Hart blieb der ungarische Regierungschef aber beim Geld. Den prinzipiell ausgemachten 50 Milliarden Euro an wirtschaftlicher Hilfe für die Ukraine wollte er nicht und nicht zustimmen. Und dabei ist er bis jetzt geblieben. Er verlangt, dass über die Hilfe, die als Mischung von Zuschüssen und Krediten aus dem EU-Budget kommen soll, jedes Jahr neu abgestimmt werden muss. Kritiker befürchten, dass Orban jedes Jahr neue Forderungen stellen könnte.

Vorgipfelstimmung ist misstrauisch und vorwurfsvoll

Entsprechend gereizt ist die Atmosphäre vor dem Gipfel, und alles ist geeignet, neue Diskussionen und Kontroversen auszulösen. Eine Geschichte einer Zeitung zum Beispiel, in der vage und ohne Quellenangabe davon die Rede ist, Ungarn wirtschaftlich zu schädigen, sollte Orban sich weiterhin querlegen. Oder Spekulationen in einem anderen Medium über die Möglichkeit, ein Verfahren nach Artikel sieben einzuleiten und Ungarn letztlich das Stimmrecht wegzunehmen.

Orban bestreitet, einen Kompromiss zu verhindern.
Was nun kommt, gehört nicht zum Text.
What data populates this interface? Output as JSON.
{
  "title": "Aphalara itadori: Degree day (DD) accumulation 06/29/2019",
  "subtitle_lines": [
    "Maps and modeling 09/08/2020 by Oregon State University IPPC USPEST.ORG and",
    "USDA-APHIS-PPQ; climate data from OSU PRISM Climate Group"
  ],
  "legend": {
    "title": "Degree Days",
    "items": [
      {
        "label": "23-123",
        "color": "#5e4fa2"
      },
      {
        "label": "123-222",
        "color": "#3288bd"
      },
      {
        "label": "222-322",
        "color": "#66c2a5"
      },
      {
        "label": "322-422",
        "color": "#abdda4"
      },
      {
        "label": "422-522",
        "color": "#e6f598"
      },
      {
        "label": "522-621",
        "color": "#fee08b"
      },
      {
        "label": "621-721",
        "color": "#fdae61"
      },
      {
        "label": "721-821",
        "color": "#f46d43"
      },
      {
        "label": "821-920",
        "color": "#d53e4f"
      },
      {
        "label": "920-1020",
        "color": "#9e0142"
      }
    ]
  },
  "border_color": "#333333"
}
Ungarn sei vielmehr bereit, Teil einer Lösung zu sein, sagte er in einem Zeitungsinterview – unter der Bedingung, dass die Entscheidung für die Wirtschaftshilfe zugunsten der Ukraine jedes Jahr erneuert und bekräftigt werde.

Charles Michel, der Präsident des Europäischen Rates, richtete in den Stunden vor dem Gipfel noch einen Appell an die Teilnehmer. Eine Einigung, schrieb Michel, sei entscheidend für die Glaubwürdigkeit der Union. Wie ein Kompromiss aussehen könnte, bleibt vorerst allerdings ein Rätsel. Die Vorverhandlungen zwischen Frankreich, Deutschland und Ungarn sowie dem Ratspräsidenten und dem Vorsitzland Belgien als Organisatoren und Zeremonienmeistern laufen dem Vernehmen nach so ab, dass auch die anderen Regierungen vorerst noch im Dunkeln tappen.

Rauchbomben bei Bauernprotesten

Die wirtschaftliche Hilfe für die Ukraine ist das Hauptthema des Gipfels. Bei den ebenfalls beabsichtigten Waffen- und Munitionslieferungen bleiben die EU-Länder vorerst hinter ihren eigenen Versprechen zurück. Es gibt aber auch noch andere Themen, mit denen sich die Politiker und Politikerinnen der EU auseinandersetzen werden.

EU-Politiker bereiten sich für Gruppenfoto bei EU-Gipfel vor
IMAGO/ANP/Jonas Roosens
Massenhaft Gesprächs- und Koordinierungsbedarf für die europäischen Politiker und Politikerinnen, aber nur ein Tag Zeit

Schwer wiegen dürften die unterschiedlichen Aspekte der Nahost-Krise, allen voran der Krieg im Gazastreifen, zumal die Regierungen alles andere als einer Meinung sind, was das Vorgehen Israels angeht.

Parallel zum Ukraine-Sondergipfel der EU-Staats- und -Regierungschefs blockierten Bauern Teile Brüssels. Etwa 1.300 Traktoren waren laut Polizei in der Stadt. Wegen der weiträumigen Absperrungen um das Gipfelgebäude konzentrierten sich die Proteste auf das EU-Parlament. Demonstrierende Landwirte entzündeten dort Rauchbomben und legten Feuer mit Paletten.